Case ID: so3d_260/html/0549-01.html
Source: Caselaw Access Project
Author: {"author": "PER CURIAM.", "license": "Public Domain", "url": "https://static.case.law/"}
Date Created: 2024-08-24T03:29:51.129683

J.J., a Juvenile, Appellant, v. The STATE of Florida, Appellee.
    No. 3D17-2492
    District Court of Appeal of Florida, Third District.
    Opinion filed December 19, 2018.
    Carlos J. Martinez, Public Defender, and Jeffrey Paul DeSousa, Assistant Public Defender, for appellant.
    Pamela Jo Bondi, Attorney General, and Natalia Costea, Assistant Attorney General, for appellee.

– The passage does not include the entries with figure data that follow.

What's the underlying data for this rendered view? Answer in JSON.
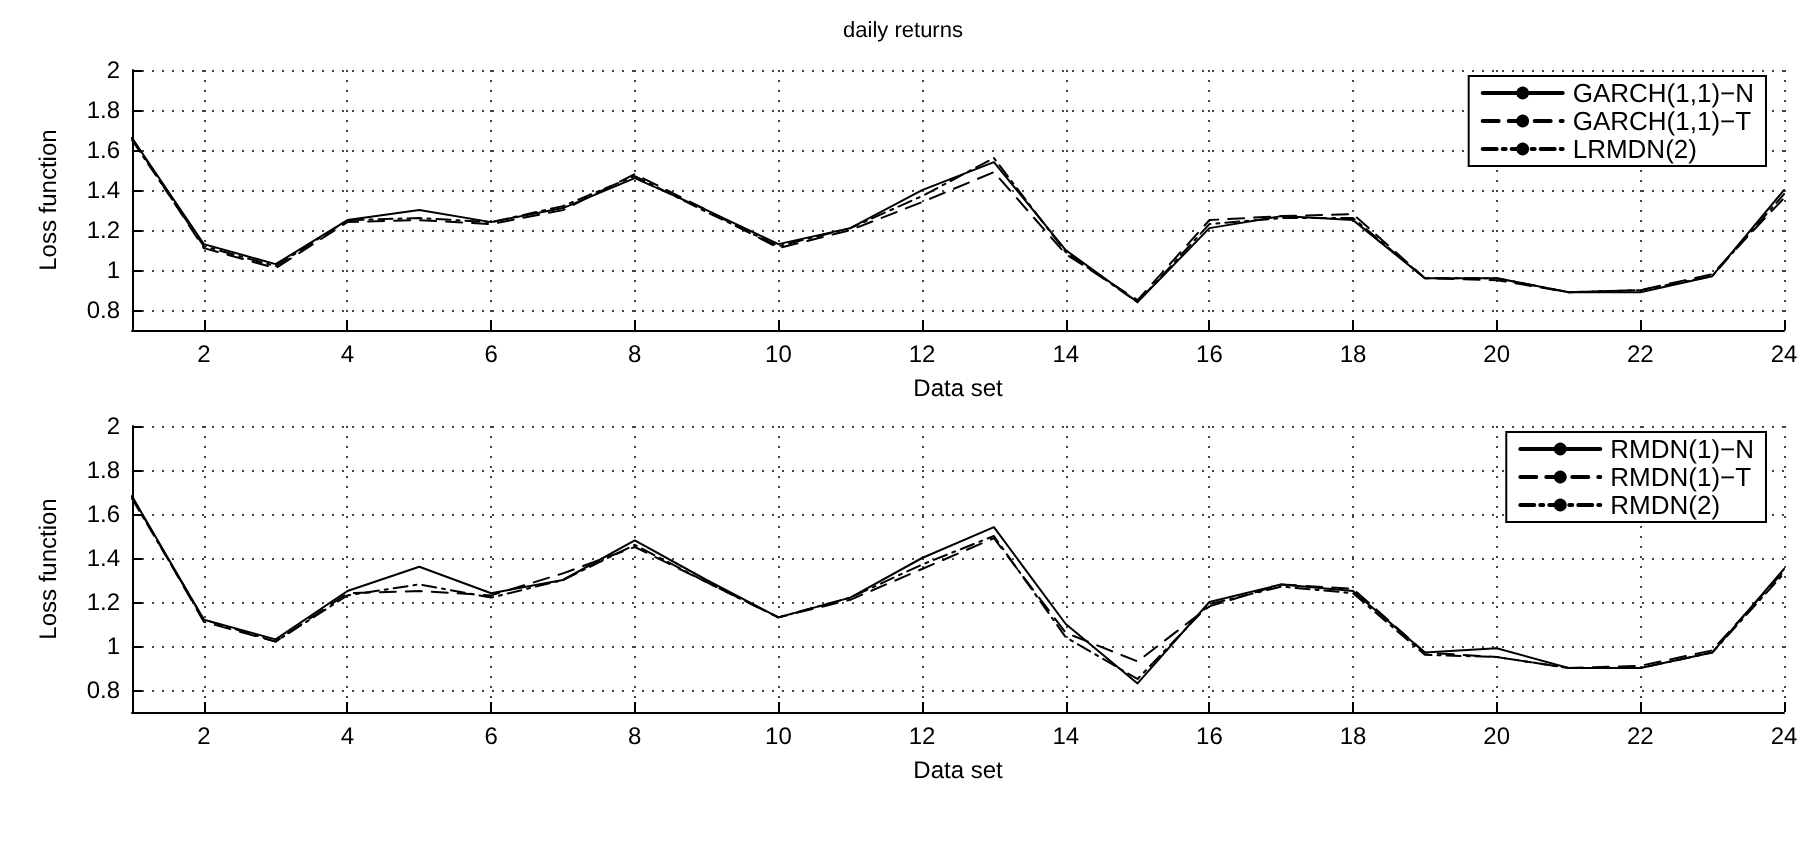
{
  "chart_data": [
    {
      "type": "line",
      "title": "daily returns",
      "xlabel": "Data set",
      "ylabel": "Loss function",
      "x": [
        1,
        2,
        3,
        4,
        5,
        6,
        7,
        8,
        9,
        10,
        11,
        12,
        13,
        14,
        15,
        16,
        17,
        18,
        19,
        20,
        21,
        22,
        23,
        24
      ],
      "xlim": [
        1,
        24
      ],
      "xticks": [
        2,
        4,
        6,
        8,
        10,
        12,
        14,
        16,
        18,
        20,
        22,
        24
      ],
      "ylim": [
        0.7,
        2
      ],
      "yticks": [
        0.8,
        1,
        1.2,
        1.4,
        1.6,
        1.8,
        2
      ],
      "grid": true,
      "legend": "top right",
      "marker": "none",
      "series": [
        {
          "name": "GARCH(1,1)−N",
          "color": "#000000",
          "line_style": "solid",
          "values": [
            1.66,
            1.13,
            1.03,
            1.25,
            1.3,
            1.24,
            1.31,
            1.46,
            1.3,
            1.13,
            1.21,
            1.4,
            1.54,
            1.1,
            0.84,
            1.21,
            1.27,
            1.25,
            0.96,
            0.96,
            0.89,
            0.89,
            0.97,
            1.4
          ]
        },
        {
          "name": "GARCH(1,1)−T",
          "color": "#000000",
          "line_style": "dashed",
          "values": [
            1.66,
            1.11,
            1.01,
            1.24,
            1.25,
            1.23,
            1.3,
            1.48,
            1.3,
            1.11,
            1.2,
            1.34,
            1.49,
            1.08,
            0.85,
            1.25,
            1.27,
            1.28,
            0.96,
            0.95,
            0.89,
            0.9,
            0.98,
            1.36
          ]
        },
        {
          "name": "LRMDN(2)",
          "color": "#000000",
          "line_style": "dotted",
          "values": [
            1.65,
            1.12,
            1.02,
            1.25,
            1.26,
            1.24,
            1.32,
            1.47,
            1.29,
            1.12,
            1.21,
            1.37,
            1.56,
            1.09,
            0.84,
            1.23,
            1.26,
            1.26,
            0.96,
            0.96,
            0.89,
            0.9,
            0.97,
            1.38
          ]
        }
      ]
    },
    {
      "type": "line",
      "xlabel": "Data set",
      "ylabel": "Loss function",
      "x": [
        1,
        2,
        3,
        4,
        5,
        6,
        7,
        8,
        9,
        10,
        11,
        12,
        13,
        14,
        15,
        16,
        17,
        18,
        19,
        20,
        21,
        22,
        23,
        24
      ],
      "xlim": [
        1,
        24
      ],
      "xticks": [
        2,
        4,
        6,
        8,
        10,
        12,
        14,
        16,
        18,
        20,
        22,
        24
      ],
      "ylim": [
        0.7,
        2
      ],
      "yticks": [
        0.8,
        1,
        1.2,
        1.4,
        1.6,
        1.8,
        2
      ],
      "grid": true,
      "legend": "top right",
      "marker": "none",
      "series": [
        {
          "name": "RMDN(1)−N",
          "color": "#000000",
          "line_style": "solid",
          "values": [
            1.68,
            1.12,
            1.03,
            1.25,
            1.36,
            1.24,
            1.3,
            1.48,
            1.3,
            1.13,
            1.22,
            1.4,
            1.54,
            1.1,
            0.83,
            1.2,
            1.28,
            1.25,
            0.97,
            0.99,
            0.9,
            0.9,
            0.97,
            1.35
          ]
        },
        {
          "name": "RMDN(1)−T",
          "color": "#000000",
          "line_style": "dashed",
          "values": [
            1.68,
            1.11,
            1.02,
            1.24,
            1.25,
            1.23,
            1.33,
            1.45,
            1.29,
            1.13,
            1.21,
            1.35,
            1.49,
            1.06,
            0.93,
            1.18,
            1.28,
            1.26,
            0.97,
            0.95,
            0.9,
            0.91,
            0.98,
            1.34
          ]
        },
        {
          "name": "RMDN(2)",
          "color": "#000000",
          "line_style": "dotted",
          "values": [
            1.67,
            1.12,
            1.02,
            1.23,
            1.28,
            1.22,
            1.3,
            1.46,
            1.29,
            1.13,
            1.22,
            1.37,
            1.5,
            1.04,
            0.85,
            1.19,
            1.27,
            1.24,
            0.96,
            0.95,
            0.9,
            0.9,
            0.97,
            1.33
          ]
        }
      ]
    }
  ]
}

    Before EMAS, FERNANDEZ, and LOGUE, JJ.
   PER CURIAM.

Affirmed. See Williams v. State, 689 So.2d 393, 396 (Fla. 3d DCA 1997) ("A defendant's confession or statement may be considered in connection with the other evidence, but the corpus delicti cannot rest upon the confession or admission alone. Therefore, the state must introduce substantial independent evidence of corpus delicti that tends to show that the charged crimes were committed.") (citations and quotations omitted); Burks v. State, 613 So.2d 441, 443 (Fla. 1993) ("[T]he state has the burden of proving by substantial evidence that a crime was committed, and ... such proof may be in the form of circumstantial evidence.") (quoting State v. Allen, 335 So.2d 823, 824 (Fla. 1976) ); Thomas v. State, 531 So.2d 708, 711 (Fla. 1988) ("Corpus delicti need not be proven beyond a reasonable doubt, but merely by evidence tending to show a crime has been committed.").